With the federal election around the corner, penalty rates are a hot topic as Gilmore residents debate whether they will boost or bust the region.
New modelling from The McKell Institute, founded by Victorian Premier Daniel Andrews MP, examined the impact of the two major parties' penalty rate policies and found workers in the electorate of Gilmore would receive $18.9 million more pay under a Labor government.
The Labor party has promised to increase penalty rates within the first 100 days of office, with the Coalition poised to keep the current rate.
Worker at the Bake House in Nowra, Jessie Sharp, said she used to rely on penalty rates to make up her paycheck and cover university costs.
"The penalty rates used to be very helpful," Ms Sharp said.
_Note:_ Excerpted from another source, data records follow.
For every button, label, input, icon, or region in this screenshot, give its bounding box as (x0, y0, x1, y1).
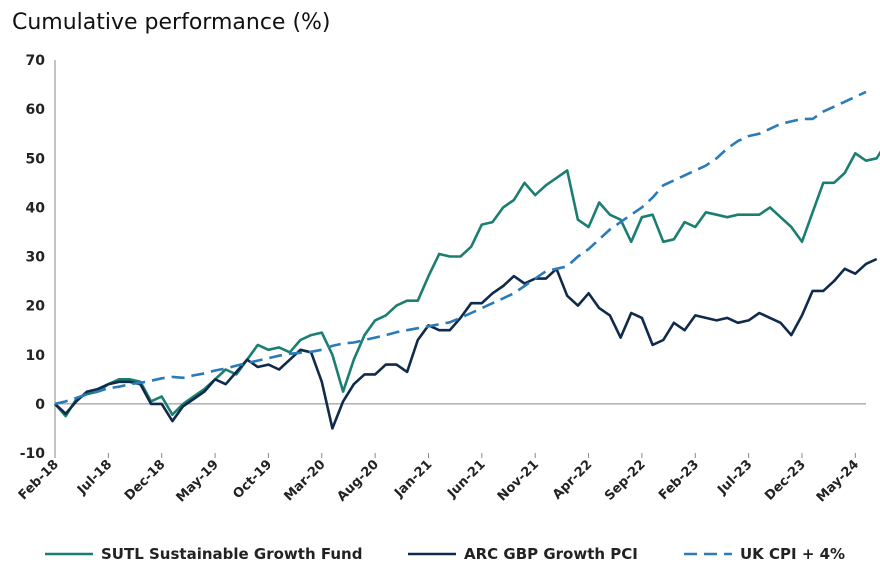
x-tick-label: Dec-23 (762, 457, 809, 504)
series-line-2 (54, 257, 878, 430)
y-tick-label: -10 (20, 446, 46, 462)
y-tick-label: 0 (35, 397, 45, 413)
x-tick-label: May-19 (174, 457, 222, 505)
x-tick-label: Feb-18 (16, 457, 62, 503)
chart-title: Cumulative performance (%) (12, 10, 331, 35)
y-tick-label: 50 (26, 151, 46, 167)
legend-label-3: UK CPI + 4% (740, 545, 845, 563)
y-tick-label: 20 (26, 299, 46, 315)
x-tick-label: Aug-20 (335, 457, 382, 504)
x-tick-label: Jun-21 (444, 457, 488, 501)
x-tick-label: Apr-22 (550, 457, 595, 502)
x-tick-label: Oct-19 (230, 457, 275, 502)
legend-label-2: ARC GBP Growth PCI (464, 545, 638, 563)
y-tick-label: 10 (26, 348, 46, 364)
legend-label-1: SUTL Sustainable Growth Fund (101, 545, 362, 563)
x-tick-label: Jan-21 (391, 457, 435, 501)
y-tick-label: 70 (26, 53, 46, 69)
x-tick-label: Sep-22 (602, 457, 649, 504)
x-tick-label: Nov-21 (495, 457, 542, 504)
y-tick-label: 30 (26, 250, 46, 266)
x-tick-label: Mar-20 (282, 457, 329, 504)
x-tick-label: Feb-23 (656, 457, 702, 503)
series-line-3 (54, 90, 867, 406)
x-tick-label: Dec-18 (122, 457, 169, 504)
x-tick-label: Jul-18 (74, 457, 115, 498)
x-tick-label: Jul-23 (714, 457, 755, 498)
series-line-1 (54, 150, 880, 418)
x-tick-label: May-24 (814, 457, 862, 505)
y-tick-label: 60 (26, 102, 46, 118)
y-tick-label: 40 (26, 200, 46, 216)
"It's hard to get Sunday work and you can't count on it."
Owner of the Deli on Kinghorne in Nowra, Tonya Hughes, said penalty rates were never fully removed.
"I pay my adult staff $24.34 per hour on weekdays, $29 on Saturdays and $34 on Sundays, as far as I'm concerned that's penalty rates," Ms Hughes said.
"If the rate goes up, I'll have to cut shifts."
Ms Hughes said her biggest cost was staff.
The cafe owner pays between $7000 and $8000 in wages every week.
"If the cost goes up, [hiring more staff] won't be viable in any shape or form," Ms Hughes said.
"The penalty rate increase won't have any positive impact on the economy."
Acting chief executive of the McKell Institute, James Pawluk, said the penalty rates would be beneficial to the community.
"Pretty much all of this $18.9 million would be pumped straight back into the Gilmore economy under Labor's policy, because people who earn Sunday penalty rates are overwhelmingly likely to spend them locally," Mr Pawluk said.